The bill by Rep. Barney Frank, D-Mass., would relax standards at the Federal Housing Administration so it could back more affordable, fixed-rate loans for borrowers currently too financially strapped to qualify.

Those homeowners could refinance into new loans if their lenders agreed to take substantial losses on the original mortgages. Borrowers would have to show they could afford to make payments on the new loans. They would have to share with FHA at least half of their proceeds if they profited from selling or refinancing again.

Despite growing GOP support for the plan, especially among Republicans from areas hardest hit by the housing crisis, it could fall victim to an election-year fight over which party is doing more to help homeowners in need.

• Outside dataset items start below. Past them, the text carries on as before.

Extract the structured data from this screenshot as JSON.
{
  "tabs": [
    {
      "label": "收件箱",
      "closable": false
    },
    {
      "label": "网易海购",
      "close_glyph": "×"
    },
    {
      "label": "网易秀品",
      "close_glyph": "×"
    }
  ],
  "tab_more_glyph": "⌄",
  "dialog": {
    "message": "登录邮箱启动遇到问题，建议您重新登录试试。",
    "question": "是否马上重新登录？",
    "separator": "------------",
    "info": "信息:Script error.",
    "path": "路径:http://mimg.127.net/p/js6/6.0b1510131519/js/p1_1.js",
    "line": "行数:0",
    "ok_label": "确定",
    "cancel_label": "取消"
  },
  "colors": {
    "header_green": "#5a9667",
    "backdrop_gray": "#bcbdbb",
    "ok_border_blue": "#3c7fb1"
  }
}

"Democrats have a plan to stabilize the housing market and the economy as a whole; President Bush has a plan to sit on his hands for nine more months," Rep. Steny H. Hoyer of Maryland, the majority leader, said in a statement.

The White House calls the plan a burdensome bailout that would open taxpayers to too much risk.

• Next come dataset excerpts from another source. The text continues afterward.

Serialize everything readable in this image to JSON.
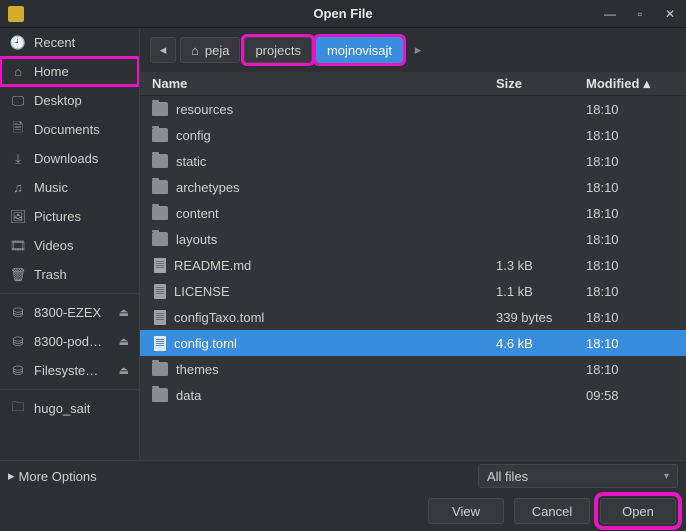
{
  "window": {
    "title": "Open File"
  },
  "sidebar": {
    "items": [
      {
        "id": "recent",
        "label": "Recent",
        "icon": "clock-icon"
      },
      {
        "id": "home",
        "label": "Home",
        "icon": "home-icon",
        "highlighted": true
      },
      {
        "id": "desktop",
        "label": "Desktop",
        "icon": "desktop-icon"
      },
      {
        "id": "documents",
        "label": "Documents",
        "icon": "documents-icon"
      },
      {
        "id": "downloads",
        "label": "Downloads",
        "icon": "downloads-icon"
      },
      {
        "id": "music",
        "label": "Music",
        "icon": "music-icon"
      },
      {
        "id": "pictures",
        "label": "Pictures",
        "icon": "pictures-icon"
      },
      {
        "id": "videos",
        "label": "Videos",
        "icon": "videos-icon"
      },
      {
        "id": "trash",
        "label": "Trash",
        "icon": "trash-icon"
      }
    ],
    "devices": [
      {
        "id": "dev1",
        "label": "8300-EZEX",
        "icon": "drive-icon",
        "eject": true
      },
      {
        "id": "dev2",
        "label": "8300-pod…",
        "icon": "drive-icon",
        "eject": true
      },
      {
        "id": "dev3",
        "label": "Filesyste…",
        "icon": "drive-icon",
        "eject": true
      }
    ],
    "extra": [
      {
        "id": "hugo",
        "label": "hugo_sait",
        "icon": "folder-icon"
      }
    ]
  },
  "path": {
    "segments": [
      {
        "id": "peja",
        "label": "peja",
        "home": true
      },
      {
        "id": "projects",
        "label": "projects",
        "highlighted": true
      },
      {
        "id": "current",
        "label": "mojnovisajt",
        "active": true,
        "highlighted": true
      }
    ]
  },
  "columns": {
    "name": "Name",
    "size": "Size",
    "modified": "Modified"
  },
  "files": [
    {
      "name": "resources",
      "type": "folder",
      "size": "",
      "modified": "18:10"
    },
    {
      "name": "config",
      "type": "folder",
      "size": "",
      "modified": "18:10"
    },
    {
      "name": "static",
      "type": "folder",
      "size": "",
      "modified": "18:10"
    },
    {
      "name": "archetypes",
      "type": "folder",
      "size": "",
      "modified": "18:10"
    },
    {
      "name": "content",
      "type": "folder",
      "size": "",
      "modified": "18:10"
    },
    {
      "name": "layouts",
      "type": "folder",
      "size": "",
      "modified": "18:10"
    },
    {
      "name": "README.md",
      "type": "file",
      "size": "1.3 kB",
      "modified": "18:10"
    },
    {
      "name": "LICENSE",
      "type": "file",
      "size": "1.1 kB",
      "modified": "18:10"
    },
    {
      "name": "configTaxo.toml",
      "type": "file",
      "size": "339 bytes",
      "modified": "18:10"
    },
    {
      "name": "config.toml",
      "type": "file",
      "size": "4.6 kB",
      "modified": "18:10",
      "selected": true
    },
    {
      "name": "themes",
      "type": "folder",
      "size": "",
      "modified": "18:10"
    },
    {
      "name": "data",
      "type": "folder",
      "size": "",
      "modified": "09:58"
    }
  ],
  "footer": {
    "more_options": "More Options",
    "filter": "All files",
    "buttons": {
      "view": "View",
      "cancel": "Cancel",
      "open": "Open"
    },
    "open_highlighted": true
  },
  "icons": {
    "clock-icon": "🕘",
    "home-icon": "⌂",
    "desktop-icon": "🖵",
    "documents-icon": "🗎",
    "downloads-icon": "⤓",
    "music-icon": "♫",
    "pictures-icon": "🖼",
    "videos-icon": "🎞",
    "trash-icon": "🗑",
    "drive-icon": "⛁",
    "folder-icon": "🗀"
  }
}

Treasury Secretary Henry Paulson Wednesday called the plan too broad. In an interview with The Associated Press, Paulson said the administration would continue negotiating with Congress to come up with an acceptable bill, but he did not offer any details of what kind of mortgage relief the administration would support.

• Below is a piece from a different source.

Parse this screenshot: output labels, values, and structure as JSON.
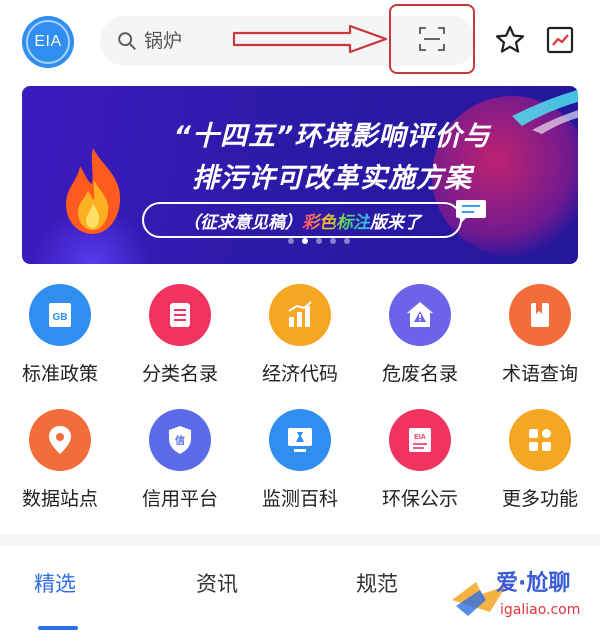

"Housing is an important area and there are certain things that we need to get done there from Congress," he said. "We are working to get a housing bill that the president can sign."

The White House has also threatened that Bush would veto a separate bill to send $15 billion to states to buy and fix up foreclosed properties. Officials say that measure rewards lenders and investors who own the property, and could act as an incentive for them to foreclose rather than find ways to help struggling borrowers stay in their homes.

The opposition comes despite Democrats' attempts to attract Republican support for their housing package by including a grab-bag of measures Bush has called for.

Those include legislation to overhaul the FHA, the Depression-era mortgage insurer, and to more tightly regulate Fannie Mae and Freddie Mac, the government-sponsored companies that finance home loans. Also part of the plan is a measure, which Bush has repeatedly requested, allowing state and local housing finance agencies to use tax-exempt bonds to refinance distressed subprime mortgages.

The plan's main element by Frank, the Financial Services Committee chairman, is projected to help roughly 500,000 borrowers at a cost of $2.7 billion over the next five years.

GOP leaders strongly oppose the housing package, which they say would help reckless borrowers who overextended themselves, unscrupulous lenders, and investors who tried to game the market at the expense of renters and homeowners who made wiser choices.

"Why should American taxpayers be footing the bill for calculated mistakes made by others?" Rep. Doc Hastings, R-Wash., said as the House began debating the foreclosed-property bill.

Frank said that measure was necessary to prevent neighborhoods pocked with abandoned, foreclosed properties from sliding into blight.

The $15 billion to purchase and rehabilitate the property, Frank noted, "is half of what this administration offered" to rescue failing investment house Bear Stearns Cos. earlier this year.